Macrophages derived from C3H/HeJ (Lpsd) mice respond to bacterial lipopolysaccharide by activating NF-kappa B.
Academic Article
Overview
abstract
The effects of bacterial lipopolysaccharide (LPS) on macrophage gene expression are mediated in part by its ability to induce activation of transcription factor NF-kappa B. We compared the ability of LPS-treated macrophages from Lpsn (LPS-responsive) C3H/HeN and Lpsd (LPS-hyporesponsive) C3H/HeJ mice to mobilize NF-kappa B by electrophoretic mobility shift assays with oligonucleotide probes containing a unique NF-kappa B sequence from the promoter of inducible nitric oxide synthase (iNOS). In response to ng/ml concentrations of LPS, this probe bound proteins that appeared rapidly in the nuclei of thioglycollate-elicited macrophages and bone marrow-derived macrophage cell lines from both Lpsn and Lpsd mice. Only in macrophages from Lpsn mice, however, was LPS able to induce iNOS or tumor necrosis factor alpha.

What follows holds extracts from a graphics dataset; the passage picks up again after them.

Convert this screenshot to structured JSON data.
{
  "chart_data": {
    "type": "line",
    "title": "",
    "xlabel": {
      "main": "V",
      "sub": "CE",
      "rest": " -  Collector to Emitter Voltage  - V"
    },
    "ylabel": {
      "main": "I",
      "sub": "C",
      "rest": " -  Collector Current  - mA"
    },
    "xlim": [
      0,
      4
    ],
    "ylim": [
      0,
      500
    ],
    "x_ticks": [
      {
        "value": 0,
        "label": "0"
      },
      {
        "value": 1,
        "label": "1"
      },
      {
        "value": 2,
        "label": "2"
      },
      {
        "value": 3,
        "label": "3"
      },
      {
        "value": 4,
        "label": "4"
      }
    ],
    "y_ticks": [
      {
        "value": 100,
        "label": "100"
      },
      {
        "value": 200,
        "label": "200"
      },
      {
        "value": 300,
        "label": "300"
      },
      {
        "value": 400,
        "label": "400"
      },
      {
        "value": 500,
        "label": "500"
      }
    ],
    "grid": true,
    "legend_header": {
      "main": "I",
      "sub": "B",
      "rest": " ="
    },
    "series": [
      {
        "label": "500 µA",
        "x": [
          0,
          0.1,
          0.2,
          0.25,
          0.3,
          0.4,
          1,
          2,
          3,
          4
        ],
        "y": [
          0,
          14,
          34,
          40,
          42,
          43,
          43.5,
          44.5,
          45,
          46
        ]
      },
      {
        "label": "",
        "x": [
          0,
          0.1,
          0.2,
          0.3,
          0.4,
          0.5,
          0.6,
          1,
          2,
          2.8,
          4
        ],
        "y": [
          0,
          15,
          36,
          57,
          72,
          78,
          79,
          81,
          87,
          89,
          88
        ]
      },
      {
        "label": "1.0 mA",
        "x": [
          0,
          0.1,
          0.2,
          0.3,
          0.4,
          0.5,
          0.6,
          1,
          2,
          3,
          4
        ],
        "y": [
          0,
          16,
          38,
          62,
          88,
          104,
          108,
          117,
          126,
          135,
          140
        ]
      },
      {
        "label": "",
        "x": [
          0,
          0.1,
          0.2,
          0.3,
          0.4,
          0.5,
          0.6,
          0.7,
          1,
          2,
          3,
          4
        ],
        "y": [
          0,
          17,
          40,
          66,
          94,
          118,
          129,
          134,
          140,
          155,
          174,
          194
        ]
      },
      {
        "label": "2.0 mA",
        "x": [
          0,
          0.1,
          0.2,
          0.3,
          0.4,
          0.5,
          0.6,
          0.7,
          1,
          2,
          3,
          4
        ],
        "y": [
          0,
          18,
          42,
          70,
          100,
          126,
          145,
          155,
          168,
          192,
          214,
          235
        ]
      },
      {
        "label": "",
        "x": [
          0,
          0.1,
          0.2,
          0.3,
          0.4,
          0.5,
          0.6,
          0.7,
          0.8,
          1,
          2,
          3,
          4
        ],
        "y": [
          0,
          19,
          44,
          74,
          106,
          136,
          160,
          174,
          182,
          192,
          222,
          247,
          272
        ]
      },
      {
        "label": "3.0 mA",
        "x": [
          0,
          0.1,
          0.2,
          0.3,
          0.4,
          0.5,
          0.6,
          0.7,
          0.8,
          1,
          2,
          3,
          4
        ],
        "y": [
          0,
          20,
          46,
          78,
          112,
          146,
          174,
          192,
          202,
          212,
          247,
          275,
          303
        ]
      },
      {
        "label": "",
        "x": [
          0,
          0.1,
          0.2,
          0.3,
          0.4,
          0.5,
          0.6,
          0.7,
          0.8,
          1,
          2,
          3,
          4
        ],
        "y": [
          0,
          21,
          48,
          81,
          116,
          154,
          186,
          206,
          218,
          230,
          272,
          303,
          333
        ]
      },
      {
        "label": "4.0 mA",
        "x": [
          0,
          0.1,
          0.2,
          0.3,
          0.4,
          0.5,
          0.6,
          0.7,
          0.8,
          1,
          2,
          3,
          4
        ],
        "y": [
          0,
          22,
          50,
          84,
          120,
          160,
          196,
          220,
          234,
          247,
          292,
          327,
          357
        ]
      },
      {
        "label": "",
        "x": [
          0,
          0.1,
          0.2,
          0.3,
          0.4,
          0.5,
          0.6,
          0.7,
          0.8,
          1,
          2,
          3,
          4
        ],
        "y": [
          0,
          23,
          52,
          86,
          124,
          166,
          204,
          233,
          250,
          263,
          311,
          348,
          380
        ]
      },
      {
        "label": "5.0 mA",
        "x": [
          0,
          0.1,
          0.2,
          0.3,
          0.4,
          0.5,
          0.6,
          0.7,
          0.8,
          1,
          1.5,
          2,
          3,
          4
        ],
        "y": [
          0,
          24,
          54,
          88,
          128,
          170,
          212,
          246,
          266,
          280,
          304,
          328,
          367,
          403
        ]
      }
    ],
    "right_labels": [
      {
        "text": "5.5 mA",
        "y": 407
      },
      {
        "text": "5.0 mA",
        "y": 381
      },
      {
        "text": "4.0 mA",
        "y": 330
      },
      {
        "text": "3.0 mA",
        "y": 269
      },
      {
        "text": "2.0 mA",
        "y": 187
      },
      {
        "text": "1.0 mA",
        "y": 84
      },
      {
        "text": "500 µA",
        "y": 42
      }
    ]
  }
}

NF-kappa B-containing DNA-protein complexes from Lpsd macrophages were formed in lesser amounts than from Lpsn macrophages but shared the same composition, insofar as they displayed the same electrophoretic mobilities and content of heterodimers of p50/RelA (p65) and p50/c-rel. Two conclusions emerge from these findings: (1) NF-kappa B activity alone is not sufficient for induction of certain LPS-responsive genes and (2) An LPS-response pathway involving activation of NF-kappa B is preserved in Lpsd mice. The inability of cells from Lpsd mice to induce gene expression in response to LPS thus cannot be attributed to inability to activate NF-kappa B.